Evaluating AI agents usually means LLM-as-judge — one model grading another. Two problems attest tackles directly:

  1. It grades the story, not the work. A holistic "is this good?" judge reads the agent's confident narrative and can wave through specific ungrounded claims buried in an otherwise-solid answer. (See Gaming the Judge, arXiv:2601.14691.)
  2. The scores have no error bars. Most tools report a bare pass rate, so teams chase differences that are pure noise.

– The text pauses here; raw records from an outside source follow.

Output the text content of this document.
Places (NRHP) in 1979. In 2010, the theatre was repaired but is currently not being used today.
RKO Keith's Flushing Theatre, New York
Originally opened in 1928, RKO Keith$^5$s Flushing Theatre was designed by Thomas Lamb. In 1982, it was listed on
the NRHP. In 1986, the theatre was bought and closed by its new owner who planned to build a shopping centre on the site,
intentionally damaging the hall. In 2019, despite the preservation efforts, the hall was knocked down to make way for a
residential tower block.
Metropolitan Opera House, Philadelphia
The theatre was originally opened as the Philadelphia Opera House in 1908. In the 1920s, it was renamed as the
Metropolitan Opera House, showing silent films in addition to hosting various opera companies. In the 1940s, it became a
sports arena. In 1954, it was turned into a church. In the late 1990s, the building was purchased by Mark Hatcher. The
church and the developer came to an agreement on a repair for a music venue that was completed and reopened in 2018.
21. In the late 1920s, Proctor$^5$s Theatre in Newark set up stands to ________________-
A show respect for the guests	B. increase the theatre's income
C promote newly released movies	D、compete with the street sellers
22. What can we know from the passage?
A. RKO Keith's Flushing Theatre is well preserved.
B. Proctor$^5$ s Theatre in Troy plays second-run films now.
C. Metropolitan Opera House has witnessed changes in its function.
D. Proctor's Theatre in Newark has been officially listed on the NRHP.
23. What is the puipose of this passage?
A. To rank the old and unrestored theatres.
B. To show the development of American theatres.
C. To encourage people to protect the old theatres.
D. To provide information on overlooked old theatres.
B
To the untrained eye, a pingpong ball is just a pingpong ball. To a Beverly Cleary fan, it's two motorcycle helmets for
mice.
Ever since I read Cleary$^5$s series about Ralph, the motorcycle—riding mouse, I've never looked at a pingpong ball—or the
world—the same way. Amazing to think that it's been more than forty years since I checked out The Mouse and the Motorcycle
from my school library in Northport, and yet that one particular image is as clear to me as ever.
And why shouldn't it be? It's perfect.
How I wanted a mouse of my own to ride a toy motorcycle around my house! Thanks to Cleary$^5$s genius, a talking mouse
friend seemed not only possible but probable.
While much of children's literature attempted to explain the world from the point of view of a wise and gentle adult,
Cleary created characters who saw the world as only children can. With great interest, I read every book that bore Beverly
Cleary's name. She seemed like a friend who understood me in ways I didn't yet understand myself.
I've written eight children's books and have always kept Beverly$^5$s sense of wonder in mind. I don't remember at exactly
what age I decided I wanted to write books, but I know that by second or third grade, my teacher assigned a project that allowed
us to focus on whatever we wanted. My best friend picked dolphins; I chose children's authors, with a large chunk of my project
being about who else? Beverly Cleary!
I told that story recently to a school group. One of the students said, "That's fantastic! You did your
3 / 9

attest's approach: never trust what the model says it did. Extract the answer's claims and verify each one against the recorded tool outputs, report with confidence intervals, and back every verdict with the exact evidence span. The same "verify against real state, not narrative" primitive underpins the strongest prompt-injection defenses (AgentDojo, CaMeL) — so it's also the foundation for security checks later.

What it does

attest evaluates a trajectory (an agent run: tool calls, their real outputs, the final answer) across dimensions and returns one combined report:

  • Faithfulness — extracts atomic claims from the answer and verifies each against the tool outputs (supported / unsupported / unverifiable), with a quoted evidence span. The verifier never sees the agent's reasoning, so a reworded narrative can't move the verdict.
  • Tool-use correctness — were the right tools called, with no unhandled errors? Deterministic by default (no API key); an optional LLM check judges tool choice.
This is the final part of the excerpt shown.